New York Pizza Legend Andrew Bellucci Dead At 59

Andrew Bellucci, a renowned chef who helped spark a revival of coal-oven pizza in New York, has passed away at 59. Bellucci was the owner of Andrew Bellucci's Pizzeria in Astoria, Queens, where he died unexpectedly of heart failure, per The New York Times. Before owning his eponymous pizzeria in Queens, Bellucci made a name for himself by spearheading the reopening of Lombardi's, a legendary pizza shop in Manhattan that closed down in the late 80s. Lombardi's, which opened in 1905, is widely considered the first pizzeria in America, although some historians have questioned that narrative. True story or not, Lombardi's was a New York icon, and Bellucci's dedication to the original craft of coal-fired pizza brought the style back to popularity and made Bellucci himself something of a pizza celebrity.

Bellucci was born in New Jersey, and he first honed his pizza-making talents at a series of shops in New York's East Village neighborhood, including Two Boots, which has gone on to become a local chain. Beyond his day job, Bellucci was interested in the history of pizza in New York and spent time researching archival news sources about pizza at the New York public library. This work led to his commitment to coal-oven pizza, which he was convinced was the original way New York pies were made. He took pizza seriously as a craft when it was still mostly seen as a cheap takeout option and helped usher in a pizza renaissance in the city.

Andrew Bellucci helped breathe life back into New York pizza

Bellucci eventually tracked down the ancestor of Lombardi's original owner and convinced him to reopen the restaurant with Bellucci as the chef. It was a fitting rebirth for a pizza shop that had seen early employees move on to create a family of famous restaurants, including John Sasso, who left Lombardi's to open John's Pizza in 1929, which is still one of the most famous pizza spots in New York. Bellucci's pies at the reborn Lombardi's drew rave reviews for their crispy, charred crusts, and earned praise from big-name chefs like Nancy Silverton. 

However, Bellucci had a troubled career after that initial success, as federal agents arrested him for embezzling money from his former employer before he moved into pizza making. He later complained that the agents never paid for the pizza they ate, and still owed him "20 bucks plus interest."
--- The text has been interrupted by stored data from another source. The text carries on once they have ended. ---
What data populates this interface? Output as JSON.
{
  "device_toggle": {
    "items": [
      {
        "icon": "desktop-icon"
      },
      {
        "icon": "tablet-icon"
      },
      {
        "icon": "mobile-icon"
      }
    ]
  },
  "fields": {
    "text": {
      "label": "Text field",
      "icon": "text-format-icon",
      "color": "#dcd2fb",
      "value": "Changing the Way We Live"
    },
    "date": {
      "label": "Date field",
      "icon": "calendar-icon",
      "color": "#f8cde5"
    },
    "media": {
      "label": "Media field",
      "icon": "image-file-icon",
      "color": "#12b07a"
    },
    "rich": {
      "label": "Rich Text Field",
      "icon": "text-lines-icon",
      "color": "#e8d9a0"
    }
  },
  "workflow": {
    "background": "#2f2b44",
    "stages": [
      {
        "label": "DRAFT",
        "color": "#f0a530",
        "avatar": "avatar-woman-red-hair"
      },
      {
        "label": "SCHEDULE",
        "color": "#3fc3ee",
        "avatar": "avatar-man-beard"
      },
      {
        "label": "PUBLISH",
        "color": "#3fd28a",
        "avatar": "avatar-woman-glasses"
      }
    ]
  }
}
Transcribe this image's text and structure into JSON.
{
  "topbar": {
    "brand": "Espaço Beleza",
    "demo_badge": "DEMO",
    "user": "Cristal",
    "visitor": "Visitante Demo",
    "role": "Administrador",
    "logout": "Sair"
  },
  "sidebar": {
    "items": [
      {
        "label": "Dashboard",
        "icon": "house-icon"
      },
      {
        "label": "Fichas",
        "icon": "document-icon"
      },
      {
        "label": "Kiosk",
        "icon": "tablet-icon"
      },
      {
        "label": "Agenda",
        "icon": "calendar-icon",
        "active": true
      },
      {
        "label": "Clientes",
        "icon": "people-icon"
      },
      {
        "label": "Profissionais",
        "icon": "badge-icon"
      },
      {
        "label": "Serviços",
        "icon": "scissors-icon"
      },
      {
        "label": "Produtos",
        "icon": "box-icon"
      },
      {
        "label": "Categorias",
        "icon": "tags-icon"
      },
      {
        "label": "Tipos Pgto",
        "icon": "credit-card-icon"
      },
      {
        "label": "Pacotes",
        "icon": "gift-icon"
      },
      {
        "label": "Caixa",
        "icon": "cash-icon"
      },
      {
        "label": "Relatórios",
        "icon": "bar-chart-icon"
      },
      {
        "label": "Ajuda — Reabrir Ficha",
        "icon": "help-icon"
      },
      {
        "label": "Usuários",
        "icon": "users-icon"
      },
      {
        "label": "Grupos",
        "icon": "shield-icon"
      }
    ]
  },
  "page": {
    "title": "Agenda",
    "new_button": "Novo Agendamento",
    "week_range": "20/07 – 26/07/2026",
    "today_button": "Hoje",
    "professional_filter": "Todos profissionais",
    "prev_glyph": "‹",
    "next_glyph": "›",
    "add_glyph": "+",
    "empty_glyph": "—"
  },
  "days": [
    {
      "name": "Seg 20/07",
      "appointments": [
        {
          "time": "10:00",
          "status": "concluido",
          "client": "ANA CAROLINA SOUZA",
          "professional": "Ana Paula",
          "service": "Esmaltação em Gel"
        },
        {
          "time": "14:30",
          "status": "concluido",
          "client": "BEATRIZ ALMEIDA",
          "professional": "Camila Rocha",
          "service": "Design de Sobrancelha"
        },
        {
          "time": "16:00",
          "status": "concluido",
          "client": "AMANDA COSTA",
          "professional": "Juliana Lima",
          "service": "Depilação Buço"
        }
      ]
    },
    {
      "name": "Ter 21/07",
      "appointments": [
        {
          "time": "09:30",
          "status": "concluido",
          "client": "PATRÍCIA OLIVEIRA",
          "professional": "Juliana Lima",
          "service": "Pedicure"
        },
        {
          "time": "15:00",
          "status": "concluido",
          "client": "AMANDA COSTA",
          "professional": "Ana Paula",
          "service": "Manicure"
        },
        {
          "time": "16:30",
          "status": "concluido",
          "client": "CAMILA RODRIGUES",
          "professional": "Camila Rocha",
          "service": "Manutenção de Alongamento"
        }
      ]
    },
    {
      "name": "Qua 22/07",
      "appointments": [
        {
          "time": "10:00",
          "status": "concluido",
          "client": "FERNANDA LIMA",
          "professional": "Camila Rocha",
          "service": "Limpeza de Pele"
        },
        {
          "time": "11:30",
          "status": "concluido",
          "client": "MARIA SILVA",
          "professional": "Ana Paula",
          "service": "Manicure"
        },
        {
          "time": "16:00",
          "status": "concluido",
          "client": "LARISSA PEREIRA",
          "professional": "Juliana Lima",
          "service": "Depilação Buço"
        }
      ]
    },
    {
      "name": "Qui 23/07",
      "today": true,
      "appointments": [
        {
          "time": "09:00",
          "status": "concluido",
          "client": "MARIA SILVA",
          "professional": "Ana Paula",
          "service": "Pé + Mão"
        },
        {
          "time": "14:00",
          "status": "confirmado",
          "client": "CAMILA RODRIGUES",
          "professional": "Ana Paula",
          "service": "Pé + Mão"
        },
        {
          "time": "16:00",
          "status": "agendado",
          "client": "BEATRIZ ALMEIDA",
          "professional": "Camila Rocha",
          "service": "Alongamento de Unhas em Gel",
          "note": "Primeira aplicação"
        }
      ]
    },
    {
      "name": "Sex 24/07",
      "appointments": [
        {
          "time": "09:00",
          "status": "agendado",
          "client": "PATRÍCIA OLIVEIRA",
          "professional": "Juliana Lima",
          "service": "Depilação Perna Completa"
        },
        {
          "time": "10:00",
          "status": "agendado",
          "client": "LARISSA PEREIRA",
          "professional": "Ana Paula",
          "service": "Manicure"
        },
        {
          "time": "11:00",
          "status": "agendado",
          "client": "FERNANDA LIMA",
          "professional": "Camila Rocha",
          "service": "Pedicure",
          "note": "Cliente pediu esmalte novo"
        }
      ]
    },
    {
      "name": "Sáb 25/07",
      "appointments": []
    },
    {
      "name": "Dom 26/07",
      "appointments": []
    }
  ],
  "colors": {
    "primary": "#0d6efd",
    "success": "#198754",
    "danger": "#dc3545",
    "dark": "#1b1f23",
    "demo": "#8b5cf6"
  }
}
After a short stint in prison, Bellucci made his living driving cabs around New York. However the last decade had seen his triumphant return to pizza, first in a partnership to open a restaurant in Kuala Lumpur, and then finally in 2021 when he opened Bellucci Pizza in Queens. Another business dispute led to Bellucci immediately breaking from his partner and opening Andrew Bellucci's Pizzeria just a few blocks away. Despite those troubles, Bellucci remained fervently committed to the craft of New York pizza and has left an enduring legacy to a generation of chefs.